My first concern was that it would kill the power of the original. Now, I don't know if anything can do that, in this particular case. If it were something like "Footloose", maybe it would be a different story, but the original "Straight To Hell" was a wildly impressionistic view of the effects of the Vietnam war and culturual imperialism that was spreading faster and faster in a pre-Internet age. As a product of the British punk and post-punk culture, M.I.A. certainly understood this when she used the song, in my opinion, turning the sample into a soundtrack for the lyrics to be set to... her tales of young thugs, when set to the backing that has a pre-existing context of the poor and destroyed villages of Vietnam, conjures up images of herself as a third-world outlaw, swaggering Robin Hood-like through the slums, a self made queenpin of the ghetto, like Ivan in The Harder They Come.

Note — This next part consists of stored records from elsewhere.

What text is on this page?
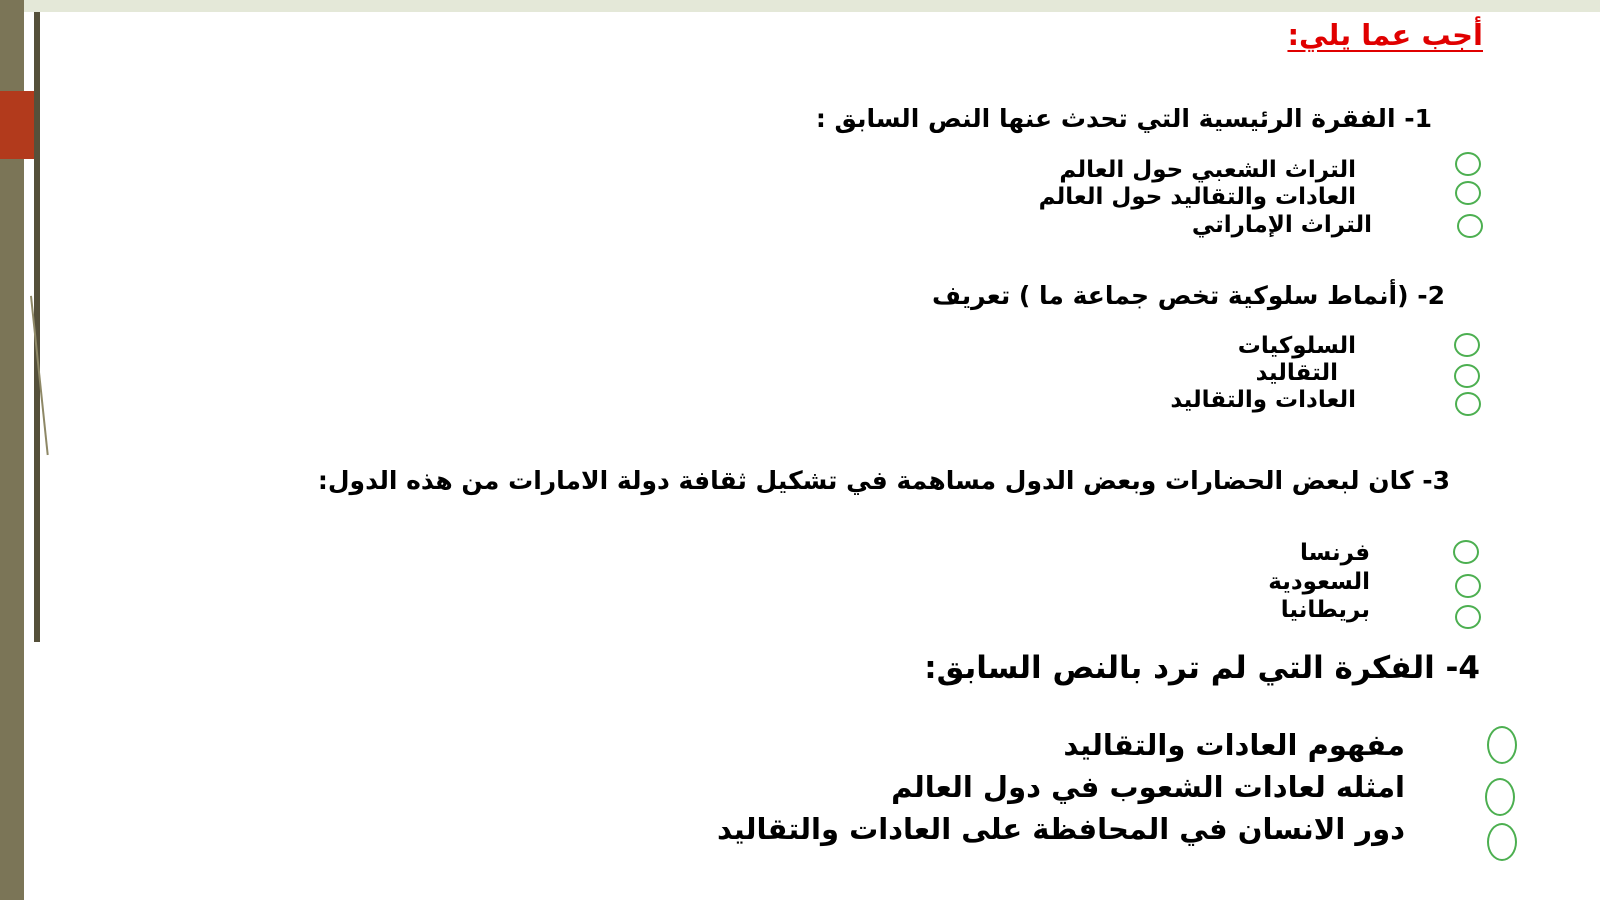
أجب عما يلي:
1- الفقرة الرئيسية التي تحدث عنها النص السابق :
التراث الشعبي حول العالم
العادات والتقاليد حول العالم
التراث الإماراتي
2- (أنماط سلوكية تخص جماعة ما ) تعريف
السلوكيات
التقاليد
العادات والتقاليد
3- كان لبعض الحضارات وبعض الدول مساهمة في تشكيل ثقافة دولة الامارات من هذه الدول:
فرنسا
السعودية
بريطانيا
4- الفكرة التي لم ترد بالنص السابق:
مفهوم العادات والتقاليد
امثله لعادات الشعوب في دول العالم
دور الانسان في المحافظة على العادات والتقاليد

It's a starkly vivid image - for someone who knows the context of the original. Since I've known that Clash song for ages, I find myself wondering if people who DON'T know "Straight To Hell" would have the same response to it. In essence, does this song suffer for the fact that a large portion of it's intended audience doesn't get the message?

The flipside to this is the question of whether or not there is any potential loss of impact and meaning in the original song. The Clash will always be important to me, but by their very nature I don't hold their music sacred. Their records, I feel, will stand up to anything, so I don't need to champion them. However, is there a chance that if "Straight To Hell" is heard in a movie or on TV (because let's forget the radio), will it then be seen by post-M.I.A. listeners as "that song she sampled"? Sure, the song is powerful, but it has to be LISTENED to to retain that power. If it's summarily dismissed before it's even listened to, how can it retain the same impact?

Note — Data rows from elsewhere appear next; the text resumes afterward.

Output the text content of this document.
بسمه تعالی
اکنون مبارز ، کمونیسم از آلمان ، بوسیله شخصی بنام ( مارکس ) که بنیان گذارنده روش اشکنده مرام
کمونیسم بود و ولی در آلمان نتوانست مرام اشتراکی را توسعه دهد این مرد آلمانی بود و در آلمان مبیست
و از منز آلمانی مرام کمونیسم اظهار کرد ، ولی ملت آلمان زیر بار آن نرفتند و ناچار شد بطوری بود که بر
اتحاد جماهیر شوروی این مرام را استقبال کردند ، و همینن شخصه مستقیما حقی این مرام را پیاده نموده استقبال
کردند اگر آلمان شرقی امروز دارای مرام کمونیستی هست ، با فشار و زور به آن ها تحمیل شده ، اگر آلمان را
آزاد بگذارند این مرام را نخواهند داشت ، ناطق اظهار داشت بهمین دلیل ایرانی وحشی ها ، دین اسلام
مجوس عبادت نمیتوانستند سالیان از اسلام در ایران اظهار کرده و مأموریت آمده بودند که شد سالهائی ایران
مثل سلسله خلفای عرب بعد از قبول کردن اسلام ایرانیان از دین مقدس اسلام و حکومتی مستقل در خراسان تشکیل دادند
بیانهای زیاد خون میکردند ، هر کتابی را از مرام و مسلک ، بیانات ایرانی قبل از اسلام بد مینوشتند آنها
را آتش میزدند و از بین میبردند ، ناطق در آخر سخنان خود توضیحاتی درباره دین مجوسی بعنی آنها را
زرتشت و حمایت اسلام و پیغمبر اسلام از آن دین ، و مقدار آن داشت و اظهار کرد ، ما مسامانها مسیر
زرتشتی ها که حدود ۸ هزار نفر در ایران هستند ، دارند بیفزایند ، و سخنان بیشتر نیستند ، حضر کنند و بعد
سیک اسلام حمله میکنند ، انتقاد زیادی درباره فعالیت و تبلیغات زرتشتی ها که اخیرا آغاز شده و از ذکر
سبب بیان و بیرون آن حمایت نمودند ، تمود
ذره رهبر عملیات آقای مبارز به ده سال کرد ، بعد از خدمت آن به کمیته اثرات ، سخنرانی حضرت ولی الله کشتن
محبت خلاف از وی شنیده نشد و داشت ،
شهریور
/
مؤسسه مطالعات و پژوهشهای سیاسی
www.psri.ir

Of course, this is all just a microcosm of the post-modern sample effect. Not that I hold too many sacred cows, but isn't there a danger that if everything is just a sound to be sampled, will there be any meaning left to anything when the dust settles? I've often claimed that by trendspotting and jumping from whatever is trendy to the next big thing, hipsters tend to hold everything at arm's length and never connect to anything. I firmly believe that the marketplace for creativity will ultimately prevail, but if there's no context for anything, how can anything have any emotional impact? If Puff Daddy sampling the Police didn't call to mind the melancholy of the original song, wouldn't his tribute to Biggie have just been augmented by a weird guitar line?

In my view, the point of sampling is to recontextualize a moment, which means placing the original moment, meaning and all, into another context, thereby transforming the new work's sentiment based around the original's subtext. Without that grounding, or something like it, everything becomes meaningless, just so much sound to be manipulated coldly, never intending to allow the context of the original moment through, merely creating an infinte digital cache of notes to be rearranged ad nauseum.

Is everything just sound? Does the concept of "purpose" have any place in the Digital Age? I don't know. I'm too old. But I think there is a major shift happening, when teen-idol pop stars can create "new" songs simply by putting a new melody and lyrics over a Beatles backing track. M.I.A. was most certainly aware of what she was doing, and while I guess she hit a nerve with my love of the Clash, she did a good job by using the original song's original meaning to enhance her new concept. It's just a shame that some of her audience isn't as well-informed as she is - they're only getting half the picture.